Over the summer, I read Dave Stuart’s post “A Simple, Powerful Tweak on the First Day of School Index Card Activity.” Basically, Stuart added a prompt to his regular index card activity: Describe the person you want to be someday. Here, Stuart wasn’t looking for a goal or career, but how the student wanted to be remembered. When he’d look at the cards, he’d be constantly reminded of the person that this student was striving and working on becoming. I loved that.

I added that prompt to my first-day-of-school questionnaire (a combination of Laura Randazzo’s You Are Here worksheet and Jennifer Gonzalez’s Student Inventory. I do mine on Google Forms, so I can print out the results, read them over and highlight them.

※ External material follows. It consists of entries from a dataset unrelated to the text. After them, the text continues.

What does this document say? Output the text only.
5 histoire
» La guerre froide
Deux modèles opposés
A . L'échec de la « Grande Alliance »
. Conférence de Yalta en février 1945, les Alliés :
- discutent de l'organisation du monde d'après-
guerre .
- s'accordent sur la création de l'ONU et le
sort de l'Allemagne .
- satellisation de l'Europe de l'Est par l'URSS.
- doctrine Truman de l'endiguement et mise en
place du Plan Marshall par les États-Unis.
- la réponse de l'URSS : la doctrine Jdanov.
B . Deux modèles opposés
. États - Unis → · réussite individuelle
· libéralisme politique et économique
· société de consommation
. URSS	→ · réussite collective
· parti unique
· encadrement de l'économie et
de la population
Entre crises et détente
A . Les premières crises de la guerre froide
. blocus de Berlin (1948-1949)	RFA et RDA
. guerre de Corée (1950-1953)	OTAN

Yet I still really really wanted the index cards. My school is 100% distance learning right now, so I knew I was going to have to use Autocrat to create them from the survey rather than have the usual handwritten, hand-illustrated variety. But then I had a brilliant idea! Since I was pulling the data from my survey anyway, I added these fields:

  • Preferred name (in giant font)
  • Full name
  • Preferred pronoun
  • 3 words that describe you
  • 2 things that make you happy
  • Dave Stuart’s question

I created the index cards, did some light editing to make sure all the info fit on a card, and printed them all out on my rarely used Canon Pixma. (Another epiphany: Photo printers make great index card printers because they are designed for smaller paper sizes! My Pixma did a great job running all 30+ cards in my classes.)

The result, index cards that I can use to randomly call on people to increase engagement in distance learning and that remind me of the interesting, multifaceted, dreamer of a human whom I am calling on.